Open vaccination for all


With the daily Covid caseload crossing the 1.25-lakh mark, India is deep in the throes of the second wave of the pandemic. Considering how last year’s nationwide lockdown wreaked havoc on millions of lives and livelihoods, another such sledgehammer blow is ruled out, even as states such as Maharashtra, Punjab and Delhi have started reimposing restrictions — night curfew, partial shutdown, ban on gatherings — in a desperate bid to contain the virus. It’s clear that all-encompassing vaccination holds the key to arresting the slide. While the Centre has so far confined the inoculation drive to frontline health workers, the elderly and the middle-aged, the vulnerability of young people has been underlined by The Tribune report which says that around 13 per cent of the Covid fatalities in the tricity (Chandigarh-Mohali-Panchkula) since the outbreak of the pandemic in March 2020 were below 45 years.
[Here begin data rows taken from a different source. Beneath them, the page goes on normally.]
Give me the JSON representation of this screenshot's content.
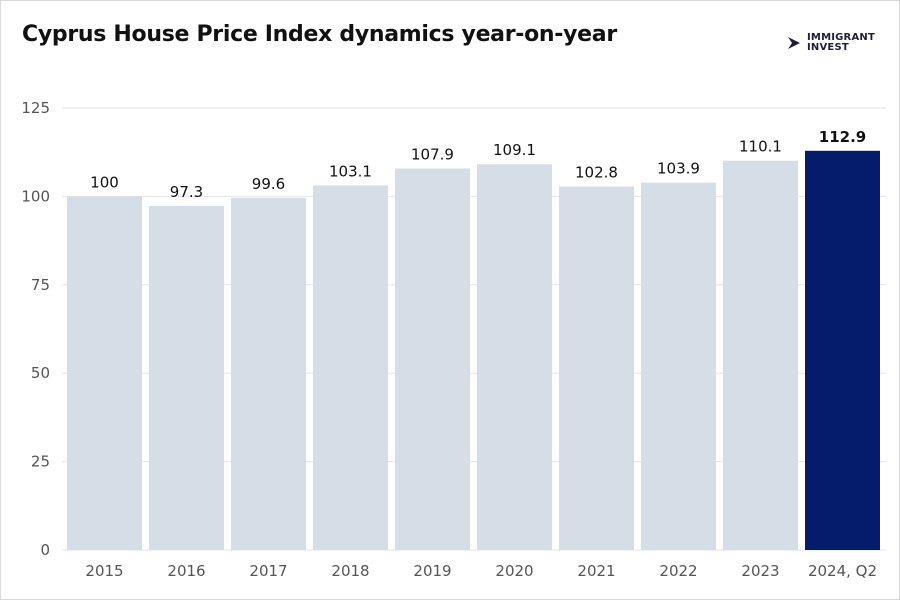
{
  "title": "Cyprus House Price Index dynamics year-on-year",
  "brand": {
    "line1": "IMMIGRANT",
    "line2": "INVEST"
  },
  "colors": {
    "bar": "#d5dee6",
    "highlight_bar": "#051b6b",
    "grid": "#e6e6e6",
    "tick_text": "#555555",
    "label_text": "#111111"
  },
  "chart_data": {
    "type": "bar",
    "title": "Cyprus House Price Index dynamics year-on-year",
    "xlabel": "",
    "ylabel": "",
    "categories": [
      "2015",
      "2016",
      "2017",
      "2018",
      "2019",
      "2020",
      "2021",
      "2022",
      "2023",
      "2024, Q2"
    ],
    "values": [
      100,
      97.3,
      99.6,
      103.1,
      107.9,
      109.1,
      102.8,
      103.9,
      110.1,
      112.9
    ],
    "value_labels": [
      "100",
      "97.3",
      "99.6",
      "103.1",
      "107.9",
      "109.1",
      "102.8",
      "103.9",
      "110.1",
      "112.9"
    ],
    "highlight_index": 9,
    "ylim": [
      0,
      125
    ],
    "yticks": [
      0,
      25,
      50,
      75,
      100,
      125
    ],
    "grid": true,
    "legend": "none"
  }
}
The rate of vaccination needs to be improved drastically. The slanging match between the Centre and non-BJP-ruled states over alleged irregularities in vaccination and vaccine supply is deplorable. Political one-upmanship amid a health emergency will only worsen the situation. Enhancing the production of approved vaccines is the need of the hour. The Serum Institute of India, the world’s biggest vaccine manufacturer, has sought a grant of around Rs 3,000 crore to ramp up Covishield production capacity. The Centre should have no hesitation in opening its coffers for this life-saving venture. It’s also imperative to fast-track emergency use authorisation for other vaccines, such as Sputnik V. The Russian Direct Investment Fund has tied up with Indian firms to manufacture 700-750 million doses of this vaccine. Timely go-ahead to Sputnik V can give a fillip to India’s inoculation programme.

The importance of Covid-appropriate behaviour can’t be overemphasised. Even as five phases of the eight-phase West Bengal elections are still left, political parties should be penalised for holding ‘superspreader’ congregations in states that are not poll-bound. Punjab has imposed a ban on such gatherings now, almost a month after top politicians started holding rallies across the state. Social and religious assemblies should also be a strict no-no for the time being.